By default, pip downloads packages from the Python Package Index (PyPI), hosted at pypi.org. PyPI is a public registry where anyone can publish a package under a name and version number. When you run pip install requests, pip looks up requests on PyPI, resolves its dependencies, downloads the right files for your platform, and installs them into your environment.

Installing Packages

Bash
pip install requests

This installs the latest version of requests (and any packages it depends on) into your current Python environment.

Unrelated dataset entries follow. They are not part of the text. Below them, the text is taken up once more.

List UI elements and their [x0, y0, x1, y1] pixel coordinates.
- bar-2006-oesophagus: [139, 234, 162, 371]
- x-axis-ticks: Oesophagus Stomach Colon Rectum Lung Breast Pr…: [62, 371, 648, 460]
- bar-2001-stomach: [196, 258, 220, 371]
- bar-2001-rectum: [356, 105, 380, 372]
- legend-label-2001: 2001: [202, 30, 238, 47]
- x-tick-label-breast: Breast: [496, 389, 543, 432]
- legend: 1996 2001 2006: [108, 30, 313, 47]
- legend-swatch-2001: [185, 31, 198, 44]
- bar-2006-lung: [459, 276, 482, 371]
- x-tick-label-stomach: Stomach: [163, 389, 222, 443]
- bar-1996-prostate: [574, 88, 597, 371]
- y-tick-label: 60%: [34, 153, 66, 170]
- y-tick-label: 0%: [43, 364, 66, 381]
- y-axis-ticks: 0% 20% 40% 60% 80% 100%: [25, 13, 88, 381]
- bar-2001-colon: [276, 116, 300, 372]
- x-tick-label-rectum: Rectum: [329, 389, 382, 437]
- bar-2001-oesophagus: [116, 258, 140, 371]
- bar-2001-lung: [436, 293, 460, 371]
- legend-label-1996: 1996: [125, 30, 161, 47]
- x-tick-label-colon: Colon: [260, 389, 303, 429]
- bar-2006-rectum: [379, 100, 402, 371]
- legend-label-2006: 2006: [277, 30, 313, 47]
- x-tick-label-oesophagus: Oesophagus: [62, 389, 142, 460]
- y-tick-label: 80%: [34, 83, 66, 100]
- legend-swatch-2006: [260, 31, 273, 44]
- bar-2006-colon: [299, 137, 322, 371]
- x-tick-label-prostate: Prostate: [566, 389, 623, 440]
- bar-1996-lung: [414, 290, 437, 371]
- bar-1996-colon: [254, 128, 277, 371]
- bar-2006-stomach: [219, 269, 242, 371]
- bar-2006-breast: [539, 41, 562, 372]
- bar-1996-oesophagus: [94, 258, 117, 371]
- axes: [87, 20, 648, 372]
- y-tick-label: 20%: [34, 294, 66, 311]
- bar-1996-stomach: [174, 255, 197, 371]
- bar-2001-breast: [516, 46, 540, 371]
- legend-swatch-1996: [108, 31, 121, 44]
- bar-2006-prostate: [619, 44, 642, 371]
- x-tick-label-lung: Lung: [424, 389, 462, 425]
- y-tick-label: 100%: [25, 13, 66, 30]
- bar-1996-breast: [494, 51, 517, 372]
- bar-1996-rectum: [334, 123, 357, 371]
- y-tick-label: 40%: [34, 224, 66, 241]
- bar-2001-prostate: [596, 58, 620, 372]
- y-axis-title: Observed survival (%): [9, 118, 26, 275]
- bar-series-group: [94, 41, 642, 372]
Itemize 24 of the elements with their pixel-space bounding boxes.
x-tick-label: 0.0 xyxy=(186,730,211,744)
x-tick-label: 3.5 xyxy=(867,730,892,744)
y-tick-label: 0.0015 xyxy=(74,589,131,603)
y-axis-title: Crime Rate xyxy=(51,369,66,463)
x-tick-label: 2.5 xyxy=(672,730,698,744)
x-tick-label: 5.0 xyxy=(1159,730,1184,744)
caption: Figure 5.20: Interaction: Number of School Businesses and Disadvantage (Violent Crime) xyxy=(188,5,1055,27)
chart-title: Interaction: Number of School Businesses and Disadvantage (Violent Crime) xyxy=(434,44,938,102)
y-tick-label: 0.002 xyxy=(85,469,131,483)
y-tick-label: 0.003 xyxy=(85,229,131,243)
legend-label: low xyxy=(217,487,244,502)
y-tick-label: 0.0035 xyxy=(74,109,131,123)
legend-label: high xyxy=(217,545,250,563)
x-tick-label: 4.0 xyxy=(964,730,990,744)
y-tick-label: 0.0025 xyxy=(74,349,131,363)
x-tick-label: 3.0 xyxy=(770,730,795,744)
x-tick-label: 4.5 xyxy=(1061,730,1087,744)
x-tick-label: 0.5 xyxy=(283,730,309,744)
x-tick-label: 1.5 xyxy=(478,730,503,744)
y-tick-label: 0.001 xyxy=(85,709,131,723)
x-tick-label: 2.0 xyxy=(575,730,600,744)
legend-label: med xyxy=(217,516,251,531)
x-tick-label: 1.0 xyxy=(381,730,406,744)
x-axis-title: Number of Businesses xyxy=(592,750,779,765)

Installing a Specific Version

Sometimes you need an exact version — to match a production environment, or because a newer release breaks your code. Pin the version with ==:

Bash
pip install requests==2.31.0
Upgrading and Uninstalling

To bring an already-installed package up to its latest version, use -U (short for --upgrade):

Bash
pip install -U requests
# equivalent, spelled out:
pip install --upgrade requests

To remove a package entirely:

Bash
pip uninstall requests
Listing Installed Packages

pip gives you two related but differently-formatted views of what's installed. pip list prints a friendly, human-readable table:

Bash
pip list

pip freeze, on the other hand, prints output in the exact package==version format that a requirements.txt file expects — making it the tool you use to snapshot an environment for reproduction elsewhere:

Bash
pip freeze
The requirements.txt Workflow

Most Python projects track their dependencies in a requirements.txt file. The typical workflow has two halves: capturing the current environment's package versions, and later reinstalling those exact versions somewhere else (a teammate's machine, a CI runner, a production server).

Bash
# Snapshot everything currently installed into requirements.txt
pip freeze > requirements.txt

# Later, on another machine, reproduce that exact set of packages
pip install -r requirements.txt

A typical requirements.txt file looks like this:

Bash
requests==2.31.0
flask==3.0.0
python-dotenv==1.0.0
Note
`pip freeze` captures every package in the current environment, including transitive dependencies you didn't install directly. For larger projects, many teams instead hand-maintain a `requirements.txt` (or use a tool like Poetry or pip-tools) listing only their direct dependencies, letting the tool resolve the rest.
Installing from GitHub or a Local Path

pip isn't limited to PyPI. You can install directly from a Git repository:

Bash
pip install git+https://github.com/user/repo.git

Or from a package sitting in a local directory — useful while developing your own library:

Bash
pip install ./my-local-package

# "editable" install: changes to the source are picked up
# immediately without reinstalling
pip install -e .

The -e (editable) flag is especially handy when you're actively developing a package alongside a project that depends on it — edits to the source take effect immediately, with no reinstall step.

Common pip Commands

Command

Description

pip install <package>

Install the latest version of a package

pip install <package>==<version>

Install a specific version

pip install -U <package>

Upgrade an already-installed package

pip uninstall <package>

Remove an installed package

pip list

Show installed packages in a readable table

pip freeze

Show installed packages in requirements.txt format

pip install -r requirements.txt

Install everything listed in a requirements file

pip install -e .

Install the current directory as an editable package

pip show <package>

Display metadata about an installed package

Tip
Always create and activate a virtual environment before running `pip install`. Without one, packages install into your global (or system) Python, which can quickly lead to version conflicts between unrelated projects. A virtual environment gives each project its own isolated set of installed packages.
Warning
Avoid running `pip install` with `sudo` to "fix" permission errors on your system Python. That installs packages system-wide, can conflict with packages your operating system depends on, and is almost always a sign you should be using a virtual environment instead.